Compánach presents a rich sense of these in a singe event using images as narrative, and a varied repertoire in music on flute, fiddles, pipes, song in Irish and in English and sean-nós step dance. Artistically it links the subtle judgment of the the photographer’s eye to the aesthetics of musicianship, an interplay of sound, sight and imagination which effortlessly conveys a large amount of information about the music’s roots, regions, associations and people.

A flow of 700 images ...

The music is played to a flow of c. 700 images, 300 of which are photography by the Belgian-Irish Jacques Nutan Piraprez whose life’s work has been with musicians and cultural figures; he has published several books of photography of Ireland and Irish musicians, and provided many album and poster images. His vibrant, quirky personality, event and landscape photos have independent dramatic power; they expand the music experience, side-step linguistic and cultural barriers, facilitating understanding among the diverse nationalities who listen to and perform Irish music.

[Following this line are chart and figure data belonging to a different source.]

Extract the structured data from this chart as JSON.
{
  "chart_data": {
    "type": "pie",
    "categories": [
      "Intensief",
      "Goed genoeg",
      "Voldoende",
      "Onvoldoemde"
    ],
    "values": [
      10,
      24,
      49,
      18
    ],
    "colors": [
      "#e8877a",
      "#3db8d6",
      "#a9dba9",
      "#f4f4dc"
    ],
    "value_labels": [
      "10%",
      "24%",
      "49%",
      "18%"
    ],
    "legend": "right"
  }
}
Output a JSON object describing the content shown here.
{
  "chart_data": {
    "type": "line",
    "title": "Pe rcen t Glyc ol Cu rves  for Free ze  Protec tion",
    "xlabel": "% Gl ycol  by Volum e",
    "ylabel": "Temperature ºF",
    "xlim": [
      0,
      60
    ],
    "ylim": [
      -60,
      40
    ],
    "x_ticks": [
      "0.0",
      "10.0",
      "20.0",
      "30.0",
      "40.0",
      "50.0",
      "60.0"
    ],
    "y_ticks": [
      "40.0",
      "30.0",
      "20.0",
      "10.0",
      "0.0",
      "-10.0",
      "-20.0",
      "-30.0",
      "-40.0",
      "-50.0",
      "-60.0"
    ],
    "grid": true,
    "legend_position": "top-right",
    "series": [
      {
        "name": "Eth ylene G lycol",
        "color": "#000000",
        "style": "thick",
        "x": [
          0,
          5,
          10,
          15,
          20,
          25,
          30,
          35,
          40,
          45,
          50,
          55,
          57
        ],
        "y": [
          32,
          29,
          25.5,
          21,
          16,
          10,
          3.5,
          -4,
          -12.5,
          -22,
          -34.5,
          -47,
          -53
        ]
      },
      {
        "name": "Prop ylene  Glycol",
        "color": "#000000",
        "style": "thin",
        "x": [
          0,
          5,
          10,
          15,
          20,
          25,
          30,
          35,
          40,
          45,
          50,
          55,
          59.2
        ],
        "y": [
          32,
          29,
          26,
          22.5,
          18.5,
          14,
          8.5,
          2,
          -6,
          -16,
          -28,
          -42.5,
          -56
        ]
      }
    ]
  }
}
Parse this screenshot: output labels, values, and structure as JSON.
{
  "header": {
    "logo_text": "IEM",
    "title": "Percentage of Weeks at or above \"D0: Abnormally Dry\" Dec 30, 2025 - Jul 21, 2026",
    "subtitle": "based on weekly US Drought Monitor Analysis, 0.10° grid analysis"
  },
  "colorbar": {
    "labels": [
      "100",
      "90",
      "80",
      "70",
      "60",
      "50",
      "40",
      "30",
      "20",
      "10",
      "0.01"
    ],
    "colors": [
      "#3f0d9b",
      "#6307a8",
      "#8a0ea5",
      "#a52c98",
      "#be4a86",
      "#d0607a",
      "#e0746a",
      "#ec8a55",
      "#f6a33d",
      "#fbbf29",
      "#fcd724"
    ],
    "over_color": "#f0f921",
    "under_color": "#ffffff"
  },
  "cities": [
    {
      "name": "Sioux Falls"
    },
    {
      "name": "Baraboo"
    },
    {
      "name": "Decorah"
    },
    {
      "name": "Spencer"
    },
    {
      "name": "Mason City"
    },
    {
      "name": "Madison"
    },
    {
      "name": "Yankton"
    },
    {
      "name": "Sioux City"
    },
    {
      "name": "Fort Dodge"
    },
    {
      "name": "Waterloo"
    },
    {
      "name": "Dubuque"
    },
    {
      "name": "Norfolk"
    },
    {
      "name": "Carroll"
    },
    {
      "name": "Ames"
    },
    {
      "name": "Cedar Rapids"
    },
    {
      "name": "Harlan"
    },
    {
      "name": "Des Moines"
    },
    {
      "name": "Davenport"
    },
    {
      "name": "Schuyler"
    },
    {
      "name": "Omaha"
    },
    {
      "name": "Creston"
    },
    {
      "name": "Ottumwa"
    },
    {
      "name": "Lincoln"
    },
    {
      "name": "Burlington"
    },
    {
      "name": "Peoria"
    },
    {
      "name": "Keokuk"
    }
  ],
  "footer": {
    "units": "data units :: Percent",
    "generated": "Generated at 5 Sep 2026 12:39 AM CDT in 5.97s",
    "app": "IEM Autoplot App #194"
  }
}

Fifty of the show's photographs are the beautiful work of the Sligo landscape specialist Gareth McCormack, and the balance of images include work by Dutchman Paul Eliasberg, Carlow artist Eugene Conway, Derek Speirs, Comhaltas Ceoltóirí Éireann, Fintan Vallely and prints from historical sources. The show's theme image is a photo of Daniel Maclise's 1832 painting 'Snap apple night' by Co. Meath photographer James Carney.

Compánach appeals equally to aficionados of the music and those interested in Irish culture. It has been performed many times since 2013, including performance at Brussels Tradfest and Luxembourg Conservatoire in summer 2016, with shows at Cork Folk Festival and Ennis Tradfest in the autumn. Subsequently it has been performed in Australia at the National Folk Festival, Canberra, 2018,  Hammersmith Irish Centre in London and Fleadh Cheoil na hÉireann, Drogheda in 2019.

Feedback from audiences has been universally enthusiastic. For them, the show sets the music's personalities and composers in their times and in home places, giving meaning to older tunes - art in communities - so adding to aesthetic appreciation of Traditional music in a fresh way: it is about artistry, human engagement, history, variety, repertoire, forms and terrains of the music rather than personalities.